I wish you could smell our house right now.
No really.
I’ve just baked the first of the season’s gingerbread and the house now smells of cake and spice and general yumminess.
Proper sticky, Yorkshire gingerbread this is. A dark, flavourful, almost chewy cake.
Roll on scratch ‘n’ sniff blogs 🙂
I can’t remember where I got the recipe from. I’d love to say it’s an old family recipe but as my mum once served sweet mince pies with gravy for Sunday lunch I can honestly say a love of baking is not something that previously ran in my family. And as I wrote it down probably about 20 years ago, I can’t even say it comes from Aunty Nigella.
Whatever. It’s very very good. It’s very very easy. It’s Christmas in a cake tin.
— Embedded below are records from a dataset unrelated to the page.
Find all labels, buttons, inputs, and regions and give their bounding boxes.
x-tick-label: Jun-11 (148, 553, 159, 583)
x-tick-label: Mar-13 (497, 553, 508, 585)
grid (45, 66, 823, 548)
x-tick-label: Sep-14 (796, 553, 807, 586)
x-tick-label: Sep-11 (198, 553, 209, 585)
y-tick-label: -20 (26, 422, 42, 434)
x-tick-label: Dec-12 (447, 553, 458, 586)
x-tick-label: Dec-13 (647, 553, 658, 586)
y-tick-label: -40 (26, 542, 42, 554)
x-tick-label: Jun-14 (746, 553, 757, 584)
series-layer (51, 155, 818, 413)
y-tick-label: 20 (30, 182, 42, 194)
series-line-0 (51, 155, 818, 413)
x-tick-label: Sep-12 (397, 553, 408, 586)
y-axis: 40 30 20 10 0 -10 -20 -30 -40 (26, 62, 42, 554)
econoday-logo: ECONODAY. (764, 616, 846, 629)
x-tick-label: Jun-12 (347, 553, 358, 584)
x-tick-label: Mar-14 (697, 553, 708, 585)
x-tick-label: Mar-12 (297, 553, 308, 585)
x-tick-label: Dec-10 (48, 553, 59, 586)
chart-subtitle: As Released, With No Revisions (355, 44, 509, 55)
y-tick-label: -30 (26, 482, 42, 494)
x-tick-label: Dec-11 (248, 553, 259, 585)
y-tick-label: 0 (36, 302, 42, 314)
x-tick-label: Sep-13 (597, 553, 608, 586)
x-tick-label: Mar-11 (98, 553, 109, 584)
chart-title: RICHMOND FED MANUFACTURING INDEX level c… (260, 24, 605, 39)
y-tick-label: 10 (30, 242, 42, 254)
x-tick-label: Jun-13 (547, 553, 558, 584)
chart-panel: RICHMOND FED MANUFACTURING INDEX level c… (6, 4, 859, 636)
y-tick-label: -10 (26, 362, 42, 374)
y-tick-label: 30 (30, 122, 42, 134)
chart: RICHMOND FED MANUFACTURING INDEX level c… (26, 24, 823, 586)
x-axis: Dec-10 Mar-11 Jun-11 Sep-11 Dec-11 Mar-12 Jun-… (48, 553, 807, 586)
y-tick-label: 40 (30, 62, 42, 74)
Preheat your oven to Gas 3/160C/325F.
Grease and line a 19cm square cake tin.
Beat together 125g softened butter, 125g dark muscovado sugar, 225g plain flour, 200g golden syrup, 4tsp ground ginger, 1 tsp bicarbonate of soda, 150ml milk and 1 large beaten egg. The batter should be well combined but still quite liquid.
Finely chop 100g preserved ginger or 200g crystallised ginger and add to the mix.
(Preserved ginger -I’d love to come over all poetic about its amber hues but I’m afraid the term “calf nuts” springs more readily to mind! (Anyone else read Pioneer Woman?))
Stir well.
Pour into the prepared tin and bake for about 1hr 10mins until a skewer inserted in the centre of the cake comes out clean.
Let the cake cool for a little while then turn out of the tin and peel off the grease proof paper. Use the skewer to poke some small holes in the cake and then drizzle some golden syrup over the top. If you used preserved ginger then the syrup from the jar is a nice alternative to the golden syrup for drizzling.
Eat a large chunk of the cake, just to check the quality, and then wrap the rest in foil and leave to mature for a few days. The warmth of the ginger will really come through if it’s left to mature in this way, and the cake will get stickier and stickier and even more delicious.